La Tshopo a lancé une campagne de vaccination contre la poliomyélite visant plus de 924 000 enfants de moins de cinq ans. Les équipes doivent passer de porte en porte du 3 au 5 septembre dans 23 zones de santé. Le résultat final ne pourra être établi qu’après la consolidation des données.
Trois jours pour atteindre toute la province
L’opération a été lancée à Kisangani par le gouverneur Paulin Lendongolia. Plus de 1 200 relais communautaires et vaccinateurs sont mobilisés pour aller vers les familles, plutôt que d’attendre leur venue dans les structures de santé. Chaque enfant ciblé doit recevoir quatre gouttes de vaccin.
La tranche d’âge retenue va de la naissance à 59 mois. Elle rassemble les enfants les plus jeunes, dont la protection collective dépend d’une couverture très élevée. L’objectif annoncé est d’atteindre au moins 95 % de la cible dans chacune des 23 zones de santé, et pas seulement de produire un bon total provincial.
Cette nuance est essentielle. Une moyenne élevée peut cacher des poches où trop d’enfants ont été manqués. Or la circulation du poliovirus trouve précisément un terrain dans ces zones de faible couverture. Les responsables doivent donc regarder les résultats aire de santé par aire de santé, puis organiser un rattrapage là où les équipes n’ont pas rencontré toutes les familles.
Le porte-à-porte rapproche le vaccin des enfants
La stratégie choisie répond à plusieurs obstacles. Certains parents vivent loin d’un centre, d’autres ne peuvent pas quitter leur travail ou ignorent les dates de campagne. Le passage à domicile réduit ces barrières et permet de vérifier directement la présence des enfants concernés.
Il exige en retour une bonne identification des vaccinateurs. Les ménages doivent savoir qui frappe à leur porte, quel vaccin est administré et comment signaler un problème. Les relais communautaires jouent ici un rôle de confiance, notamment lorsqu’ils connaissent le quartier, la langue et les inquiétudes des parents.
Le représentant provincial de l’Organisation mondiale de la Santé a appelé les familles à accueillir les équipes. Il a indiqué que les quatre gouttes doivent renforcer la protection contre trois types de poliovirus. Le vaccin oral est utilisé parce qu’il peut être administré rapidement à un grand nombre d’enfants et contribue à l’immunité de la communauté.
Une campagne menée dans un contexte sanitaire chargé
La Tshopo ne travaille pas sur la polio dans un vide sanitaire. Les services restent vigilants face à la maladie à virus Ebola et conduisent aussi des activités contre la rougeole et la rubéole. Pendant cette campagne, un rattrapage de ces deux vaccinations est prévu pour les enfants identifiés comme ayant besoin d’une dose.
La coexistence de plusieurs urgences peut fatiguer les équipes et brouiller les messages. Elle peut aussi devenir une occasion utile si chaque visite permet de vérifier le carnet vaccinal, d’orienter une famille et de rappeler les signes qui nécessitent une consultation. Cette approche doit rester claire pour éviter qu’un parent confonde les vaccins ou pense qu’une seule dose protège contre toutes les maladies.
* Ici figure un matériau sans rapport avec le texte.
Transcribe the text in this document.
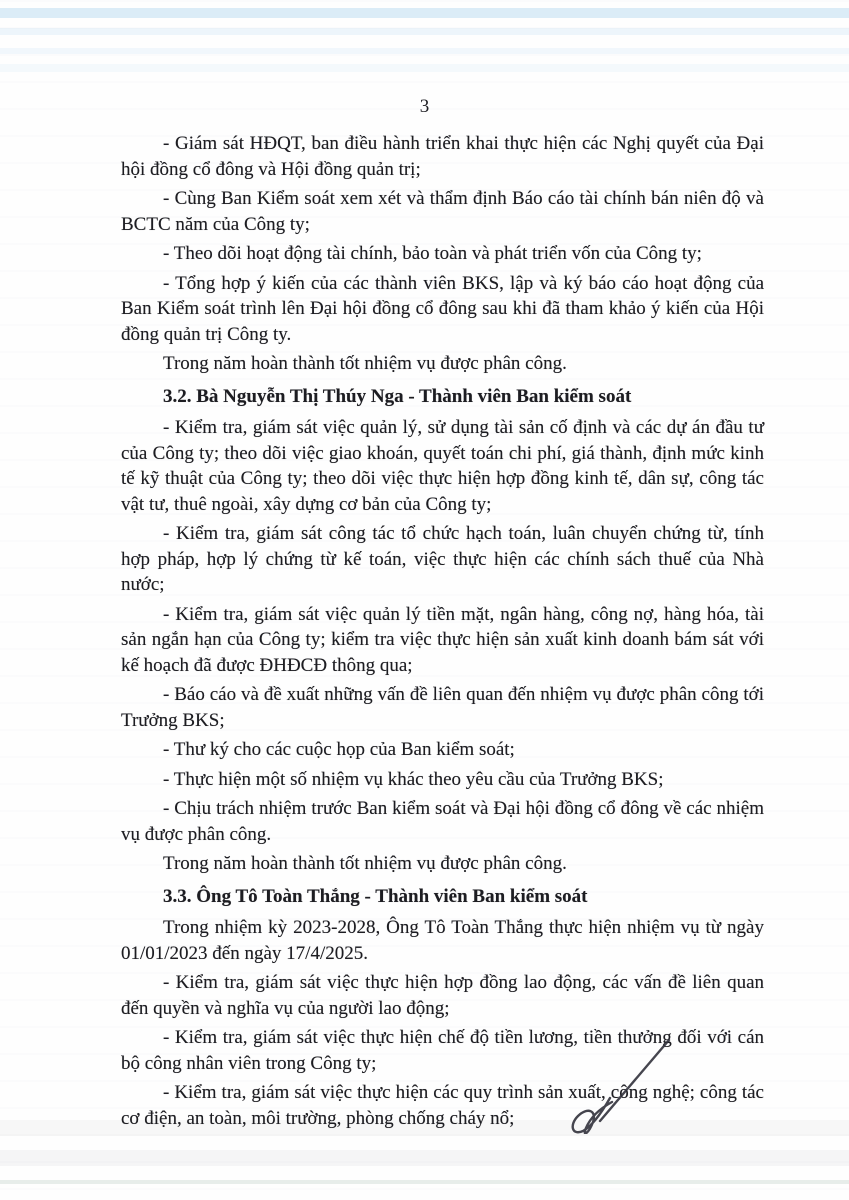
3

- Giám sát HĐQT, ban điều hành triển khai thực hiện các Nghị quyết của Đại hội đồng cổ đông và Hội đồng quản trị;

- Cùng Ban Kiểm soát xem xét và thẩm định Báo cáo tài chính bán niên độ và BCTC năm của Công ty;

- Theo dõi hoạt động tài chính, bảo toàn và phát triển vốn của Công ty;

- Tổng hợp ý kiến của các thành viên BKS, lập và ký báo cáo hoạt động của Ban Kiểm soát trình lên Đại hội đồng cổ đông sau khi đã tham khảo ý kiến của Hội đồng quản trị Công ty.

Trong năm hoàn thành tốt nhiệm vụ được phân công.

3.2. Bà Nguyễn Thị Thúy Nga - Thành viên Ban kiểm soát

- Kiểm tra, giám sát việc quản lý, sử dụng tài sản cố định và các dự án đầu tư của Công ty; theo dõi việc giao khoán, quyết toán chi phí, giá thành, định mức kinh tế kỹ thuật của Công ty; theo dõi việc thực hiện hợp đồng kinh tế, dân sự, công tác vật tư, thuê ngoài, xây dựng cơ bản của Công ty;

- Kiểm tra, giám sát công tác tổ chức hạch toán, luân chuyển chứng từ, tính hợp pháp, hợp lý chứng từ kế toán, việc thực hiện các chính sách thuế của Nhà nước;

- Kiểm tra, giám sát việc quản lý tiền mặt, ngân hàng, công nợ, hàng hóa, tài sản ngắn hạn của Công ty; kiểm tra việc thực hiện sản xuất kinh doanh bám sát với kế hoạch đã được ĐHĐCĐ thông qua;

- Báo cáo và đề xuất những vấn đề liên quan đến nhiệm vụ được phân công tới Trưởng BKS;

- Thư ký cho các cuộc họp của Ban kiểm soát;

- Thực hiện một số nhiệm vụ khác theo yêu cầu của Trưởng BKS;

- Chịu trách nhiệm trước Ban kiểm soát và Đại hội đồng cổ đông về các nhiệm vụ được phân công.

Trong năm hoàn thành tốt nhiệm vụ được phân công.

3.3. Ông Tô Toàn Thắng - Thành viên Ban kiểm soát

Trong nhiệm kỳ 2023-2028, Ông Tô Toàn Thắng thực hiện nhiệm vụ từ ngày 01/01/2023 đến ngày 17/4/2025.

- Kiểm tra, giám sát việc thực hiện hợp đồng lao động, các vấn đề liên quan đến quyền và nghĩa vụ của người lao động;

- Kiểm tra, giám sát việc thực hiện chế độ tiền lương, tiền thưởng đối với cán bộ công nhân viên trong Công ty;

- Kiểm tra, giám sát việc thực hiện các quy trình sản xuất, công nghệ; công tác cơ điện, an toàn, môi trường, phòng chống cháy nổ;
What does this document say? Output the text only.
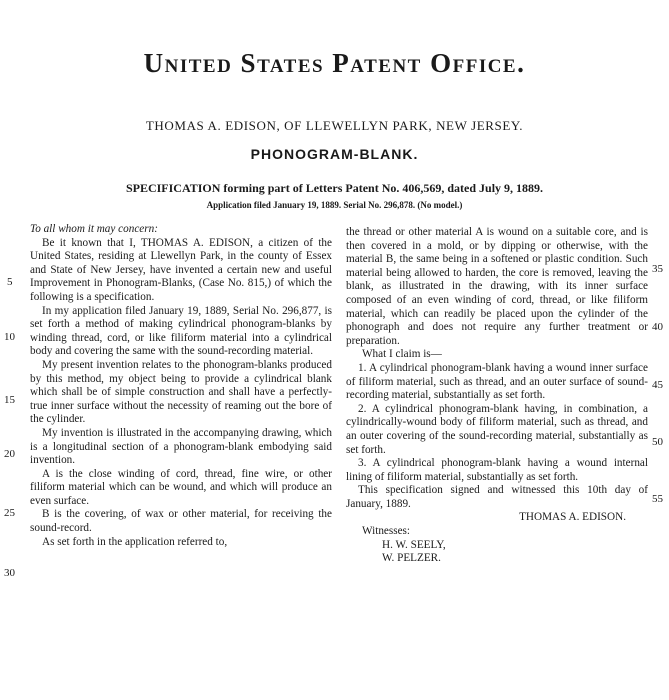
United States Patent Office.
THOMAS A. EDISON, OF LLEWELLYN PARK, NEW JERSEY.
PHONOGRAM-BLANK.
SPECIFICATION forming part of Letters Patent No. 406,569, dated July 9, 1889.
Application filed January 19, 1889. Serial No. 296,878. (No model.)

To all whom it may concern:

Be it known that I, THOMAS A. EDISON, a citizen of the United States, residing at Llewellyn Park, in the county of Essex and State of New Jersey, have invented a certain new and useful Improvement in Phonogram-Blanks, (Case No. 815,) of which the following is a specification.

In my application filed January 19, 1889, Serial No. 296,877, is set forth a method of making cylindrical phonogram-blanks by winding thread, cord, or like filiform material into a cylindrical body and covering the same with the sound-recording material.

My present invention relates to the phonogram-blanks produced by this method, my object being to provide a cylindrical blank which shall be of simple construction and shall have a perfectly-true inner surface without the necessity of reaming out the bore of the cylinder.

My invention is illustrated in the accompanying drawing, which is a longitudinal section of a phonogram-blank embodying said invention.

A is the close winding of cord, thread, fine wire, or other filiform material which can be wound, and which will produce an even surface.

B is the covering, of wax or other material, for receiving the sound-record.

As set forth in the application referred to,

the thread or other material A is wound on a suitable core, and is then covered in a mold, or by dipping or otherwise, with the material B, the same being in a softened or plastic condition. Such material being allowed to harden, the core is removed, leaving the blank, as illustrated in the drawing, with its inner surface composed of an even winding of cord, thread, or like filiform material, which can readily be placed upon the cylinder of the phonograph and does not require any further treatment or preparation.

What I claim is—

1. A cylindrical phonogram-blank having a wound inner surface of filiform material, such as thread, and an outer surface of sound-recording material, substantially as set forth.

2. A cylindrical phonogram-blank having, in combination, a cylindrically-wound body of filiform material, such as thread, and an outer covering of the sound-recording material, substantially as set forth.

3. A cylindrical phonogram-blank having a wound internal lining of filiform material, substantially as set forth.

This specification signed and witnessed this 10th day of January, 1889.

THOMAS A. EDISON.

Witnesses:

H. W. SEELY,

W. PELZER.

5
10
15
20
25
30
35
40
45
50
55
Des consignes de respect des gestes barrières accompagnent le déploiement en raison de la vigilance autour d’Ebola. Leur application est importante pour protéger les familles et les agents. Elle ne doit pas ralentir au point d’empêcher les équipes d’atteindre les localités prévues, ce qui suppose du matériel, un encadrement et une logistique adaptés.
Les enfants manqués seront le vrai test
Le chiffre de 924 000 est une cible, pas un bilan. Au terme des trois jours, les autorités devront publier le nombre de doses administrées, la couverture par zone et le nombre d’enfants absents, refusés ou inaccessibles. Il faudra aussi expliquer comment les données ont été contrôlées afin d’éviter de compter deux fois un même enfant.
La campagne gagnera en crédibilité si les raisons des refus sont documentées. Une rumeur, une peur d’effet indésirable ou une mauvaise expérience avec un service de santé ne se traite pas de la même manière qu’une absence temporaire. Une réponse ciblée permet de préparer le rattrapage et les prochaines opérations.
Les équipes doivent poursuivre leur travail jusqu’au samedi 5 septembre selon le calendrier annoncé. Tant que les feuilles de passage n’ont pas été vérifiées, personne ne peut affirmer que l’objectif de 95 % est atteint. Le succès ne se résumera pas au lancement à Kisangani, mais à la capacité de retrouver les derniers enfants dans chacune des 23 zones de santé.